Today's news brings a bold prediction from one of the leaders in genome sequencing, Oxford Nanopore Technologies. (Disclosure: David Deamer, a co-author of this book, is an adviser to ONT and played a key role in the company's breakthrough in using nanopores to sequence genomes.)
If you thought computing power developed rapidly, consider this from the conclusion of the article below: "the genomic revolution is moving three times faster than Moore’s Law at the least"
[posted by Wallace Kaufman]
Oxford Nanopore Expands Sequencing and CRISPR Applications
Oxford Nanopore (ONT) - a private company and potential competitor to Illumina, PacBio, and Qiagen - announced a number of groundbreaking developments in the field of sequencing technology this week. In addition to new pores, new chemistries, and updates on various devices, CTO Clive Brown detailed a CRISPR-based Cas9 enzyme application that the company plans to commercialize with mobile sequencers. Although it has overpromised and under-delivered for the past four or five years, ONT could become a disruptive innovator in the sequencing market if it is able to commercialize even half of the new products and services – importantly those based on CRSPR – it featured this week.
ARK believes that a CRSPR-based Cas9 application to enrich DNA in silico could be the next significant breakthrough in sequencing technology, causing another step function decline in time and costs. With a probe RNA molecule, ONT has disabled the Cas9 cutting activity and enriched DNA in silico in order to sequence specific regions of DNA: it calls this breakthrough “on-demand” sequencing. ONT also plans to commercialize pre-packaged probe kits for both protein detection and molecular diagnostic tests. That said, “on-demand” sequencing must make significant leaps in both specificity and sensitivity to become truly disruptive to existing platforms in the market during the next few years.

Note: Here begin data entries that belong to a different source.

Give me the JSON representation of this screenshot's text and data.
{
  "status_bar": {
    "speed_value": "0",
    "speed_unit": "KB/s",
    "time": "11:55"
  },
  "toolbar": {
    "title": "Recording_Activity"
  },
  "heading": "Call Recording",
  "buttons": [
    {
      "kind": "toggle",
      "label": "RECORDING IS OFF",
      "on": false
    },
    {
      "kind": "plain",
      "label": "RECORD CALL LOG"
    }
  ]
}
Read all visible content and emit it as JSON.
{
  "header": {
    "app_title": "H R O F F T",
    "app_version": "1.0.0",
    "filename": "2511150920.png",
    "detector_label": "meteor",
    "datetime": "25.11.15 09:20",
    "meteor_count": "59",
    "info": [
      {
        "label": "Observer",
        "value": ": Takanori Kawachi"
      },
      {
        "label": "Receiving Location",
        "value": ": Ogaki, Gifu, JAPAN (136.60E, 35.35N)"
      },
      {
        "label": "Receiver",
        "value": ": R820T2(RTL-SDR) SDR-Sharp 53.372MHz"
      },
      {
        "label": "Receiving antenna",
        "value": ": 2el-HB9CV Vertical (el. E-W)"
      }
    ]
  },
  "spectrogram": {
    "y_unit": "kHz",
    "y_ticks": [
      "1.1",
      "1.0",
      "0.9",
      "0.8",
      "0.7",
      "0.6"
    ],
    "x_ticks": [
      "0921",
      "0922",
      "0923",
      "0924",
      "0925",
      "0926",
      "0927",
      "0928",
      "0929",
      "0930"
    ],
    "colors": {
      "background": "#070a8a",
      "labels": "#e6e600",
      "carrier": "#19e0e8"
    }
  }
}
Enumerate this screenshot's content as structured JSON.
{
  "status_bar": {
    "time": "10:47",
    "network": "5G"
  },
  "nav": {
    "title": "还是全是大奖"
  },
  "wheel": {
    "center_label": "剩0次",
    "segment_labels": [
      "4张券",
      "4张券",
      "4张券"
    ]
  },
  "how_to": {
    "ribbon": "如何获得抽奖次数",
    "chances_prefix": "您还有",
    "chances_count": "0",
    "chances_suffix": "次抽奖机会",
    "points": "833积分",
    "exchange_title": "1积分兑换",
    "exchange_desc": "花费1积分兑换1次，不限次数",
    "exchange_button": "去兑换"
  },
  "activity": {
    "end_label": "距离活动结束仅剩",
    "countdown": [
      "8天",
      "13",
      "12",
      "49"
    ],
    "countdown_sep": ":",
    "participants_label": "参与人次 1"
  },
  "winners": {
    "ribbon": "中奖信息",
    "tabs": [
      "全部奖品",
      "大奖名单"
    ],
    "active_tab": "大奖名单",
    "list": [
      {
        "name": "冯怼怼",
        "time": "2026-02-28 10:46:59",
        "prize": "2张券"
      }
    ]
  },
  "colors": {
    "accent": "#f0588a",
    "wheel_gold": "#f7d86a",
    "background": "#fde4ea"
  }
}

ONT’s pore technology is another candidate for disruptive innovation in this space, thanks to its base-calling accuracy. The R9.4 can now sequence 450 bases/second, an 80% improvement in speed without comprising accuracy, compared to previous generations. Using recurrent neural networks (RNNs) instead of the traditional Hidden Markov Model (HMM), ONT can train the sequencer to read chromatogram data more accurately into nucleobases (the sequence of nucleic acid in DNA), recognizing homopolymers. Oxford Nanopore’s signal analysis with neural networks is a fast moving new field with cutting edge algorithms. Combined with field-programmable gate arrays (FPGAs), RNNs could turbocharge sequencing efficiencies.
Brown revealed that one of its long term goals is to create a one million channel sensor which, at a 100% yield rate, could sequence a human genome in as little as three minutes. Today’s state of the art machines sequence the approximately ~3 billion base pairs of DNA in human genomes in one to three hours. Because the genomic revolution is moving three times faster than Moore’s Law at the least, ARK is keeping a close eye on this space!